Case: A mixed breed female cat, neutered, adult and domiciled in a rural area was presented due to gait abnormalities in the pelvic limbs that started one day before presentation. The general physical examination was unremarkable. On neurological examination it was observed asymmetric deficit of postural reactions in pelvic limbs, patellar reflex normal to increased and pain elicited on palpation of the thoracic and lumbar spine. Based on these findings, the neurological syndrome was classified as thoracolumbar, but with diffuse pain, and the main differential diagnoses were inflammatory/infectious and neoplastic diseases. The leukogram showed eosinophilia and the serum biochemistry showed no significant changes. Serological assays for feline immunodeficiency virus and feline leukemia virus were negative. Analysis of cerebrospinal fluid (CSF) identified marked pleocytosis with 84% eosinophils and increase in protein concentration. Myelography showed no compressive or expansive changes. Fungal culture for CSF cryptococcosis was negative. Serum immunofluorescence antibody titer for Toxoplasma gondii (IgG) was 1:256. There was a marked improvement after treatment with sulfametoxazole/trimethoprim and pyrimethamine and after 3 weeks of treatment, there was almost complete recovery of neurological signs and after 9 months the cat was neurologically normal.

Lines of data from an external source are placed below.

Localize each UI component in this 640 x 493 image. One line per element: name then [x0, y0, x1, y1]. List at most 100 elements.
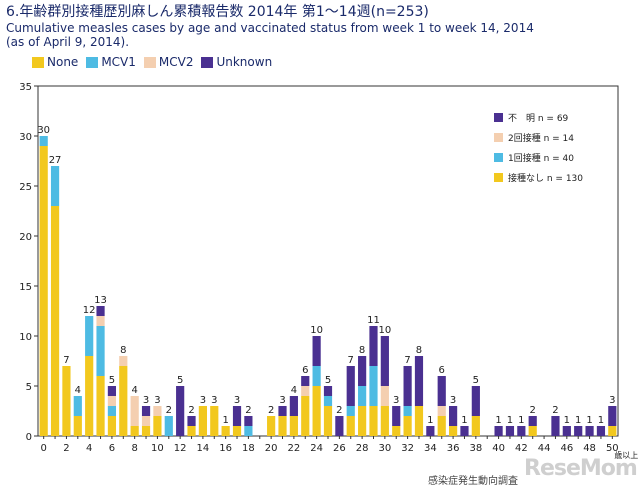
bar-segment	[50, 166, 60, 206]
bar-segment	[267, 416, 276, 436]
bar-segment	[437, 376, 446, 406]
legend-label: 2回接種 n = 14	[508, 132, 574, 144]
bar-total-label: 4	[75, 385, 81, 396]
bar-total-label: 3	[450, 395, 456, 406]
bar-total-label: 1	[427, 415, 433, 426]
bar-segment	[403, 406, 412, 416]
bar-segment	[471, 386, 480, 416]
bar-segment	[426, 426, 435, 436]
bar-total-label: 10	[378, 325, 391, 336]
bar-segment	[574, 426, 583, 436]
bar-segment	[369, 366, 378, 406]
bar-total-label: 2	[166, 405, 172, 416]
bar-total-label: 1	[495, 415, 501, 426]
bar-total-label: 3	[211, 395, 217, 406]
bar-total-label: 4	[131, 385, 137, 396]
x-tick-label: 16	[219, 443, 232, 454]
bar-segment	[141, 426, 151, 436]
bar-segment	[323, 386, 333, 396]
bar-segment	[289, 396, 298, 416]
bar-segment	[221, 426, 230, 436]
bar-segment	[96, 316, 105, 326]
bar-total-label: 2	[268, 405, 274, 416]
x-tick-label: 34	[424, 443, 437, 454]
bar-total-label: 3	[143, 395, 149, 406]
legend-label: MCV2	[158, 55, 194, 69]
x-tick-label: 36	[447, 443, 460, 454]
bar-segment	[39, 146, 48, 436]
bar-segment	[392, 426, 401, 436]
bar-segment	[210, 406, 219, 436]
bar-segment	[437, 406, 446, 416]
bar-segment	[50, 206, 60, 436]
bar-segment	[312, 386, 321, 436]
bar-segment	[96, 306, 105, 316]
bar-total-label: 1	[575, 415, 581, 426]
x-tick-label: 2	[63, 443, 69, 454]
bar-segment	[278, 416, 287, 436]
bar-segment	[62, 366, 71, 436]
x-tick-label: 10	[151, 443, 164, 454]
bar-total-label: 1	[461, 415, 467, 426]
bar-segment	[392, 406, 401, 426]
bar-segment	[608, 406, 617, 426]
bar-segment	[323, 396, 333, 406]
bar-segment	[187, 426, 196, 436]
bar-total-label: 3	[279, 395, 285, 406]
legend-swatch	[32, 56, 44, 68]
bar-segment	[153, 416, 162, 436]
x-tick-label: 12	[174, 443, 187, 454]
bar-segment	[596, 426, 606, 436]
bar-segment	[301, 386, 310, 396]
bar-segment	[289, 416, 298, 436]
bar-segment	[608, 426, 617, 436]
bar-total-label: 2	[245, 405, 251, 416]
bar-total-label: 3	[200, 395, 206, 406]
bar-segment	[232, 406, 242, 426]
chart-title: 6.年齢群別接種歴別麻しん累積報告数 2014年 第1～14週(n=253)	[6, 4, 429, 20]
bar-segment	[528, 416, 537, 426]
legend-label: MCV1	[101, 55, 136, 69]
bar-segment	[130, 426, 139, 436]
legend-label: 1回接種 n = 40	[508, 152, 574, 164]
x-tick-label: 22	[288, 443, 301, 454]
top-legend-item-mcv2: MCV2	[143, 55, 194, 69]
bar-segment	[460, 426, 469, 436]
legend-label: None	[47, 55, 79, 69]
x-tick-label: 28	[356, 443, 369, 454]
top-legend-item-unknown: Unknown	[201, 55, 272, 69]
bar-segment	[301, 376, 310, 386]
bar-segment	[414, 356, 424, 406]
bar-segment	[119, 356, 128, 366]
bar-total-label: 1	[222, 415, 228, 426]
y-tick-label: 20	[19, 232, 32, 243]
bar-total-label: 2	[336, 405, 342, 416]
bar-total-label: 2	[188, 405, 194, 416]
bar-segment	[358, 356, 367, 386]
bar-segment	[346, 406, 355, 416]
legend-swatch	[201, 56, 214, 68]
bar-segment	[301, 396, 310, 436]
bar-segment	[85, 316, 94, 356]
bar-total-label: 3	[154, 395, 160, 406]
bar-segment	[494, 426, 503, 436]
bar-total-label: 7	[404, 355, 410, 366]
bar-total-label: 5	[177, 375, 183, 386]
bar-segment	[130, 396, 139, 426]
bar-segment	[380, 406, 389, 436]
y-tick-label: 15	[19, 282, 32, 293]
x-tick-label: 38	[469, 443, 482, 454]
top-legend: None MCV1 MCV2 Unknown	[32, 55, 272, 69]
bar-total-label: 7	[63, 355, 69, 366]
bar-segment	[335, 416, 344, 436]
bar-segment	[107, 406, 117, 416]
bar-segment	[471, 416, 480, 436]
x-tick-label: 8	[131, 443, 137, 454]
bar-segment	[380, 336, 389, 386]
x-tick-label: 30	[378, 443, 391, 454]
x-tick-label: 40	[492, 443, 505, 454]
y-tick-label: 10	[19, 332, 32, 343]
bar-total-label: 27	[49, 155, 62, 166]
bar-segment	[312, 336, 321, 366]
bar-segment	[96, 376, 105, 436]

Discussion: The most common causes of acute-onset thoracolumbar spinal cord syndrome in cats, with diffuse pain on spinal palpation, are meningomyelitis of inflammatory/infectious origin, such as feline infectious peritonitis (FIP) and neoplasms such as lymphoma. Other meningomyelitis of inflammatory origin, such as infectious and immune-mediated meningomyelitis of unknown origin are considered uncommon in cats. Although the clinical, systemic and neurological signs of FIP and toxoplasmosis may have similarities, in the present case FIP was not considered responsible for the observed signs, as the evolution of the case and the analysis of the CSF tend to be different. The peripheral eosinophilia, the cytological analysis of the CSF, characterized by marked eosinophilic pleocytosis, associated with a positive titer for toxoplasmosis, good response to treatment and improvement in the neurological condition, with survival for more than 9 months after treatment, rules out the possibility of FIP. Neurological signs observed in the absence of systemic signs are more common in cases of protozoan reactivation, which probably occurred in the present case. The possibility of toxoplasmosis in the patient in this report was reinforced by the fact that the animal came from a rural area. Eosinophilia of CSF is most commonly associated with parasitic infections, although it can be caused by a variety of infectious agents, but in the cat of the present report, the marked eosinophilic pleocytosis was likely due to toxoplasmosis, which is a rare occurrence in this specie. In conclusion, toxoplasmosis should be considered in the differential diagnosis of focal spinal cord lesions in cats. The identification of laboratory findings as well as the appropriate therapy favored the good evolution of the condition.